En eschatologie, Irénée a suivi les traces de son mentor Justin. En effet, il était plus rigoureux que Justin en exigeant l’adhésion aux croyances millénaristes. Contrant le dualisme des gnostiques, il attachait une grande importance à l’idée de résurrection générale, et il insistait sur une résurrection de la chair. Curieusement, contrairement à Justin, il s’attendait à ce que la résurrection générale et le jugement dernier des êtres humains et des anges déchus précèdent le millénaire.
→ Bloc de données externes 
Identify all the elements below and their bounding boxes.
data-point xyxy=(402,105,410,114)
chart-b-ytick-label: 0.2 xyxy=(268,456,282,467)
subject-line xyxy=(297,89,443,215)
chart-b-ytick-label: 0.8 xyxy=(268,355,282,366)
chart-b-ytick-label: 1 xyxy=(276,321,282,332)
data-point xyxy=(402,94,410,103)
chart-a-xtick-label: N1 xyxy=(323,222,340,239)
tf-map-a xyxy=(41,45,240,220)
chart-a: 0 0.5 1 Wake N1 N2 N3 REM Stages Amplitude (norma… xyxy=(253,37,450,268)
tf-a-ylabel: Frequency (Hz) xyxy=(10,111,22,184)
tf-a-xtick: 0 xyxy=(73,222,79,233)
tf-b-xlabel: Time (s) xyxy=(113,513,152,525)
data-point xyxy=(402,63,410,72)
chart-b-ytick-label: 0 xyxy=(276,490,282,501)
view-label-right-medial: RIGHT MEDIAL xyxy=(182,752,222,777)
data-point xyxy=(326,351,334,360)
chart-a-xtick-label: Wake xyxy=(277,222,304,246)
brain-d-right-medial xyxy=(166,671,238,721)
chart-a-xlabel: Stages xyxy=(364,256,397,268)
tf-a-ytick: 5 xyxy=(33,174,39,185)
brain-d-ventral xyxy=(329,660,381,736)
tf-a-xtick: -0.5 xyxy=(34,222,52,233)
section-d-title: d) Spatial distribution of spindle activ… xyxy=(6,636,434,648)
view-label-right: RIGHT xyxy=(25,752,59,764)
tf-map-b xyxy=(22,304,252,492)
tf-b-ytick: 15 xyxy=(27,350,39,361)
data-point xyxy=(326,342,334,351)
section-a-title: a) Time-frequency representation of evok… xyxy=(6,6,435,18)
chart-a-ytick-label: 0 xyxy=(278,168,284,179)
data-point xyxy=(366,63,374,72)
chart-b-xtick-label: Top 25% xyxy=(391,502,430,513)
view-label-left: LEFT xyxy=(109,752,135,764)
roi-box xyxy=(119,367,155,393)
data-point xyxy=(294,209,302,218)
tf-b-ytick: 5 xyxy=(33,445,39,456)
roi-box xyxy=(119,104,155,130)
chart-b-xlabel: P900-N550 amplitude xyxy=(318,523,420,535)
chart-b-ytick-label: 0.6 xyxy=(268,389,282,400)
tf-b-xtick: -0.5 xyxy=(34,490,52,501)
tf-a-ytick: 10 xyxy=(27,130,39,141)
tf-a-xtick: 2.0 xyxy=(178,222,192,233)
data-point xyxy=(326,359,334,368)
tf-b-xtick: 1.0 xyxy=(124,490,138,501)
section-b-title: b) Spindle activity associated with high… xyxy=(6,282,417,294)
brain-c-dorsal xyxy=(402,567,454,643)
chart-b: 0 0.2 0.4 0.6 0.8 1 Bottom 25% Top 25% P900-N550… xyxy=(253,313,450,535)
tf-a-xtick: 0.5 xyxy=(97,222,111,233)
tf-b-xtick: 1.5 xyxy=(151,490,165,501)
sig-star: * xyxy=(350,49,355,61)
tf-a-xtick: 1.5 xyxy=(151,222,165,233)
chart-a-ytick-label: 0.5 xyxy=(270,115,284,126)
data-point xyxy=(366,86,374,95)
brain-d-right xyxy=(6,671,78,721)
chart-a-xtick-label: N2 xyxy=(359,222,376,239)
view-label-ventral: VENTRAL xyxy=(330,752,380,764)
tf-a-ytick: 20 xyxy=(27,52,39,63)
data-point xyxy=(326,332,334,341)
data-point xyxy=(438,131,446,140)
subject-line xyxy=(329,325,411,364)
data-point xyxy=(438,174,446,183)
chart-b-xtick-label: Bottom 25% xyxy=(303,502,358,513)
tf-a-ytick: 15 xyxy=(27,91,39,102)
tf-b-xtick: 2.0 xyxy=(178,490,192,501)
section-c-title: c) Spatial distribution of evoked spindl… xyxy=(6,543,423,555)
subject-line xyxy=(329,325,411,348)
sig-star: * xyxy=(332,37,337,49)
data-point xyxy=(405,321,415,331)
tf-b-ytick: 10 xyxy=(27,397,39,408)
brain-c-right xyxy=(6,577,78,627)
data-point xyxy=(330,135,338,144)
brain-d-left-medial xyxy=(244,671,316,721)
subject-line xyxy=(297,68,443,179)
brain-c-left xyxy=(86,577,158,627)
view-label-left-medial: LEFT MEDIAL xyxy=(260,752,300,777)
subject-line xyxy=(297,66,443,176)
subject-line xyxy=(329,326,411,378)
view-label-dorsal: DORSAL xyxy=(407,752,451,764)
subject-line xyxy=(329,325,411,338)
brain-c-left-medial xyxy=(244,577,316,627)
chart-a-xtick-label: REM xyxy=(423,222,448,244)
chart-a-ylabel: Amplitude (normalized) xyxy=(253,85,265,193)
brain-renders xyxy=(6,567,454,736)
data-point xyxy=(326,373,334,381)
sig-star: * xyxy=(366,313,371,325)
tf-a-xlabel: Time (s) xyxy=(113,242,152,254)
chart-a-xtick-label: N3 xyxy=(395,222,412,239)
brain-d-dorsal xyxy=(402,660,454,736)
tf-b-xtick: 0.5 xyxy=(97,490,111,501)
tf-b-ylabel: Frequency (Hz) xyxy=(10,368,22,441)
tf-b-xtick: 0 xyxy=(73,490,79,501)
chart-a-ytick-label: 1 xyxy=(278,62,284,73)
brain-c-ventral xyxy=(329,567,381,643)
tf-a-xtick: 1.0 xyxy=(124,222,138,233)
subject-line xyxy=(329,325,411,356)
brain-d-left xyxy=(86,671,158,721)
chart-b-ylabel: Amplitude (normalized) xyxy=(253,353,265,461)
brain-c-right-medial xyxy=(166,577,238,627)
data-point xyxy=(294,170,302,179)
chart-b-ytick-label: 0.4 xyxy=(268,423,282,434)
Citant Papias (vers 60-130), évêque d’Hiérapolis, il croyait que le diable et ses anges (démons) seraient envoyés dans un feu éternel tandis que les saints régneraient avec le Christ pendant le millénaire. Cette vision millénaire a couronné la théorie d’Irénée sur l’évolution de la religion.
Influence
L’intégration par Irénée de la pensée biblique et hellénistique, plus prudente que celle de son prédécesseur Justin ou de son contemporain Clément d’Alexandrie, devait avoir un impact significatif dans les siècles suivants. La théologie orientale adopta son motif Christus Victor et son idée de la perfectibilité de la nature humaine consommée dans l’immortalité. L’importance accordée au libre arbitre dans la pensée orientale trouve probablement aussi ses racines dans Irénée. En Occident, tant les catholiques romains que les protestants ont fait d’Irénée et d’Augustin leurs principaux mentors. Les catholiques romains ont cité Irénée sur l’autorité, les protestants sur la Bible. Cependant, ni les uns ni les autres ne se sont sentis entièrement à l’aise avec l’évêque de Lyon. Bien qu’Irénée ait proposé une « formule catholique » pour la vérité, il a laissé beaucoup d’incertitudes quant à la place de Rome dans la sauvegarde de celle-ci. De même, bien qu’il ait été fondamentalement un théologien biblique, les réformateurs protestants se sont sentis mal à l’aise avec sa conception de l’autorité et ses tendances « pélagiennes ». Dans le climat œcuménique actuel, de nouvelles études sur Irénée aident au réexamen de la théologie qui doit inévitablement accompagner le progrès vers l’unité chrétienne.
Bibliographie
Le texte standard du traité d’Irénée contre les hérésies est Sancti Irenaei libros quinque adversus haereses, 2 vol. édité par W. W. Harvey (Cambridge, Royaume-Uni, 1857). Une traduction anglaise complète se trouve dans le volume 1 de The Ante-Nicene Fathers, édité et traduit par Alexander Roberts et James Donaldson (1867 ; réimpression, Grand Rapids, Mich., 1975). L’œuvre catéchétique d’Irénée apparaît dans deux traductions anglaises : The Demonstration of the Apostolic Preaching, traduit par J. Armitage Robinson (Londres, 1920), et Proof of the Apostolic Preaching, traduit et annoté par Joseph P. Smith, S.J. (Westminster, Md., 1952) pour la série « Ancient Christian Writers ». La biographie anglaise standard d’Irénée est Irénée de Lugdunum de F. R. M. Hitchcock (Cambridge, Royaume-Uni, 1914). Parmi les études complètes et précieuses sur la théologie d’Irénée, citons The Biblical Theology of Saint Irenaeus de John Lawson (Londres, 1948) et Man and the Incarnation de Gustaf Wingren : A Study in the Biblical Theology of Irenaeus, traduit par Ross Mackenzie (Edimbourg et Philadelphie, 1959).